What’s Happening Down There? New Aerial Video Event Recognition Dataset and DL Benchmark

Source: Artificial Intelligence on Medium

It took humans hundreds of thousands of years to figure out how to fly. But long before aircraft were developed, cultures had already formed the concept of a “bird’s-eye view.” In recent years technology has democratized the bird’s-eye view and flown our vision beyond imagination. The question is timeless: What’s happening down there?

Thanks to quadcopters, GoPros, and YouTube, there is now plenty of available UAV (unmanned aerial vehicle) video data. In the aftermath of earthquakes and floods, UAVs are used for estimating damage and delivering aid in areas too dangerous or difficult for human responders to access. UAVs are used to monitor wildlife in remote areas, while urban planners and other city officials, etc. use UAV cityscape data to better understand changing local environments. And of course, countless videographers and hobbyists regularly record and upload their UAV flights.

However, even with sufficient UAV video data and recent advances in computer vision research and technologies, it remains difficult to automate the process of understanding what’s happening in aerial video footage.
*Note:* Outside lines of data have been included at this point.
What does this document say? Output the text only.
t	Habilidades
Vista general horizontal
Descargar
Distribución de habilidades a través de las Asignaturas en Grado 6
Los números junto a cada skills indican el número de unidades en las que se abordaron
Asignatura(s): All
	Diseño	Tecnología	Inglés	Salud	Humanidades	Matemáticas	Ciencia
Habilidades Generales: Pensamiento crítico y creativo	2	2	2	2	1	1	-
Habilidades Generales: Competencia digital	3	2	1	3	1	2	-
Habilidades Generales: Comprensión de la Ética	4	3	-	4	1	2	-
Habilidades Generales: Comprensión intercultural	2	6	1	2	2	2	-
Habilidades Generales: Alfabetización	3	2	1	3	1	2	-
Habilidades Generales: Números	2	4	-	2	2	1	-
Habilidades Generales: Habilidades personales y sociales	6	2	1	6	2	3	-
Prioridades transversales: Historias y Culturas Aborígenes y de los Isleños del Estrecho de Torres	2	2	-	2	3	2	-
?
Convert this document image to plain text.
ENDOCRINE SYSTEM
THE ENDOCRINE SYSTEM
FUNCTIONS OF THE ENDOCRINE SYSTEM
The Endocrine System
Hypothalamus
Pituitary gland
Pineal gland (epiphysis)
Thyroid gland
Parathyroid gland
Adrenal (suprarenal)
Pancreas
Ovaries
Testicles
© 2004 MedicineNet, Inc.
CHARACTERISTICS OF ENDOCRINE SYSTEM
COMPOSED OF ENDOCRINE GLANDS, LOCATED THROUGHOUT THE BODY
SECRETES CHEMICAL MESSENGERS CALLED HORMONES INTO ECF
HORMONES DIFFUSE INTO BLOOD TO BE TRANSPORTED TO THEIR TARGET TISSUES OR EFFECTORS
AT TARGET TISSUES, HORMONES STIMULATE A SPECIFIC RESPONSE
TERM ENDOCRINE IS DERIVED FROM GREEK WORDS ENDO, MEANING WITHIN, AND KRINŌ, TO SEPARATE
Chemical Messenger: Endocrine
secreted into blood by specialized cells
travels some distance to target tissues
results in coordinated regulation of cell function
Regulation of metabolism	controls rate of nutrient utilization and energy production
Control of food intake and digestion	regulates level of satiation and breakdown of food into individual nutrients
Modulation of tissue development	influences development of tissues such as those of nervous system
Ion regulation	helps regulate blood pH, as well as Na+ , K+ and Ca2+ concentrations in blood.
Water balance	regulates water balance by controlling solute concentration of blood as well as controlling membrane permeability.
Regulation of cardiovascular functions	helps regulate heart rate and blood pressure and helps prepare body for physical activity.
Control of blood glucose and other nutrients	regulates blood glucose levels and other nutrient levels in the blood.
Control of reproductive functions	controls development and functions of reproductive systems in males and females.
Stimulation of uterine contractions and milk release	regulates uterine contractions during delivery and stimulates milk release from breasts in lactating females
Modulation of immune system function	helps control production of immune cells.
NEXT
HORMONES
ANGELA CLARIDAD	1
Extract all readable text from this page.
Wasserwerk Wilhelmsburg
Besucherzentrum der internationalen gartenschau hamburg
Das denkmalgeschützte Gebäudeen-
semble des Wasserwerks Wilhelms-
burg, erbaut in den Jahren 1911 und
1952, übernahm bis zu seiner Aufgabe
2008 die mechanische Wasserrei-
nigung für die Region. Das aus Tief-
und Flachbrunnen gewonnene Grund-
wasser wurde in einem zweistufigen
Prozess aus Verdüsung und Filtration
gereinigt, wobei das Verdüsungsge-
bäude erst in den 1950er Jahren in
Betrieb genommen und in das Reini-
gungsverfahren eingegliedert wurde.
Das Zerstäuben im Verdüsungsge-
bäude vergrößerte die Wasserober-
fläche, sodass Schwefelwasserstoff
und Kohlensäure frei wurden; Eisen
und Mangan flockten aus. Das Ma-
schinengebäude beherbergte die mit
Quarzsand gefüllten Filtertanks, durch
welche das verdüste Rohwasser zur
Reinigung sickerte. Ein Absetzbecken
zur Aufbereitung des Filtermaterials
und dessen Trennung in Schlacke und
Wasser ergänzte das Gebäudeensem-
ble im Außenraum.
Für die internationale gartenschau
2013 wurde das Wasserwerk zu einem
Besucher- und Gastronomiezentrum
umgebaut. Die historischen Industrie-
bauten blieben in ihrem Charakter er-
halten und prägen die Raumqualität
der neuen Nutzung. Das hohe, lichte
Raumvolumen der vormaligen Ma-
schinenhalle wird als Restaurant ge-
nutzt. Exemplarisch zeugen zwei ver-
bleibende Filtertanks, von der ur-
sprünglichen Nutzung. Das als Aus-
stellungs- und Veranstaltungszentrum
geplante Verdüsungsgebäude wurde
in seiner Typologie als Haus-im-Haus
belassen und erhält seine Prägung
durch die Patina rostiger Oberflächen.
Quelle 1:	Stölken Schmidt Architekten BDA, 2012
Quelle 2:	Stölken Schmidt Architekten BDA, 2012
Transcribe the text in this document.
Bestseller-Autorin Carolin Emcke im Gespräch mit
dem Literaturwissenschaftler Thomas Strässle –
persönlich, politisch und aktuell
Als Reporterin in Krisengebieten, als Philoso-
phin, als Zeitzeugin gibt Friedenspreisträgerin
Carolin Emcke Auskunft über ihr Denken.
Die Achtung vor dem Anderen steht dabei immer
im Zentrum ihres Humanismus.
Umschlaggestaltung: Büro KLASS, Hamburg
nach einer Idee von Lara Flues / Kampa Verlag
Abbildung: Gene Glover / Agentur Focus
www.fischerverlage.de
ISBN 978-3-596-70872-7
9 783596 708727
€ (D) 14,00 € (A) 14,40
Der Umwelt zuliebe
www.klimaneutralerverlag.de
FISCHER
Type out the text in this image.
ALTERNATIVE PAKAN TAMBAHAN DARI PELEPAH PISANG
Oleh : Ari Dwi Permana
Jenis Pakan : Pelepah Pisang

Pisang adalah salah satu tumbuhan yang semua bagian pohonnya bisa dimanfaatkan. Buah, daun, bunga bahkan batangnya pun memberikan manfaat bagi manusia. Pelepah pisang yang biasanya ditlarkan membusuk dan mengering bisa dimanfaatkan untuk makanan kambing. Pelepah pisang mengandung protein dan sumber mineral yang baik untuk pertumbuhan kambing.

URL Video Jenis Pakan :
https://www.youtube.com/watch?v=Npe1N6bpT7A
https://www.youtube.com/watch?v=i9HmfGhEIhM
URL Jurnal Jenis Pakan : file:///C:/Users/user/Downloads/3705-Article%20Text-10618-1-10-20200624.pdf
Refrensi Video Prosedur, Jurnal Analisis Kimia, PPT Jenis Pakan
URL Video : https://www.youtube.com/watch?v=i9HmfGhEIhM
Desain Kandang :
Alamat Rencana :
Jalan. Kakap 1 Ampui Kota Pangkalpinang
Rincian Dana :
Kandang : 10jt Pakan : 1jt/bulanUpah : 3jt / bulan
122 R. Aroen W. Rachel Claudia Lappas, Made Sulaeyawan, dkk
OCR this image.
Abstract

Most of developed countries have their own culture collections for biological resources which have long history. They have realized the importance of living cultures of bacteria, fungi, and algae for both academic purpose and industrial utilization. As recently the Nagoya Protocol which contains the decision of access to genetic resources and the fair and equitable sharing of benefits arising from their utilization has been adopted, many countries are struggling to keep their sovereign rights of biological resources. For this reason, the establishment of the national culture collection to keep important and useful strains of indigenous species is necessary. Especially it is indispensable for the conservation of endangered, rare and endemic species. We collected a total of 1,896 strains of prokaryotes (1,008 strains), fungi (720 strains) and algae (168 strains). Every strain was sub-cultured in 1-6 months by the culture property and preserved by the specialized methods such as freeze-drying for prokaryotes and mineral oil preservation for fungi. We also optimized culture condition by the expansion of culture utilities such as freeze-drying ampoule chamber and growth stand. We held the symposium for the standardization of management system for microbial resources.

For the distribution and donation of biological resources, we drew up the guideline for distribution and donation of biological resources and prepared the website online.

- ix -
To help with automatic interpretation, a team of researchers from the German Aerospace Center (DLR) and the Technical University of Munich recently published the paper ERA: A Dataset and Deep Learning Benchmark for Event Recognition in Aerial Videos.

The study introduces an Event Recognition in Aerial video (ERA) dataset comprising 2,866 aerial videos collected from YouTube and annotated with labels from 25 different classes corresponding to an event that can be seen unfolding over a period of five seconds. Researchers say they chose five seconds as their timeframe because the minimal duration of human short-term memory is 5 to 20 seconds.

Although most existing UAV understanding datasets focus on human-centric event recognition, human action detection, and disaster event recognition, the researchers set out to collect more general aerial videos. They gleaned 24 “Event” categories from Wikipedia and added a new “non-event” category for everything else. The 25 categories were grouped as Security, Disaster, Traffic, Productive activity, Social activity, Sport, and Non-event.

Unlike previous datasets for aerial video understanding that tend to be collected in well-controlled environments, researchers also included videos shot under poor conditions — for example with low spatial resolution, extreme illumination conditions, bad weather conditions, etc.

In their experiments the researchers used a collection of single-frame classification models and video classification models as baselines. In classifying parade/protest and concert class events, a Temporal Relation Network (TRN) demonstrated high-scoring predictions. TRN is designed to recognize human actions by reasoning about multiscale temporal relations among video frames, and its excellent performance suggests that efficiently exploiting temporal clues helps in distinguishing events of minor inter-class variances.

Meanwhile, the unsurprising finding that extreme conditions can disturb predictions validated researchers’ caution regarding videos shot at night, snow scenes, etc. Such videos tended to be misclassified, presenting a new challenge for future studies.

The paper’s first author Lichao Mou told Synced “To our best knowledge, the proposed dataset, ERA, is the first dataset for generic event understanding from a bird’s eye view.” The paper notes that as the first of its kind, ERA is bound to experience growing pains. For instance, the imbalanced distribution across the dataset’s 25 classes could be a challenge for developing unbiased models.

The ERA dataset release comes amid continuing concerns regarding both government and private drone use, especially in urban environments. The New York Police Department acquired a fleet of 14 drones in December 2018, which it said would be used to monitor events such as concerts or in hostage and other crime scene investigations. The New York Civil Liberties Union responded with a statement asserting the policy ”opens the door to the police department building a permanent archive of drone footage of political activity and intimate private behavior visible only from the sky

What’s happening down there? The ERA dataset can be a valuable tool in the development of AI models that understand the view from above better than we’ve ever imagined. As with many frontier technologies, the potential benefits must be balanced with respect for legitimate privacy concerns, which is yet another challenge facing researchers.

The paper ERA: A Dataset and Deep Learning Benchmark for Event Recognition in Aerial Videos is on arXiv, while additional information and updates can be found on the ERA dataset website.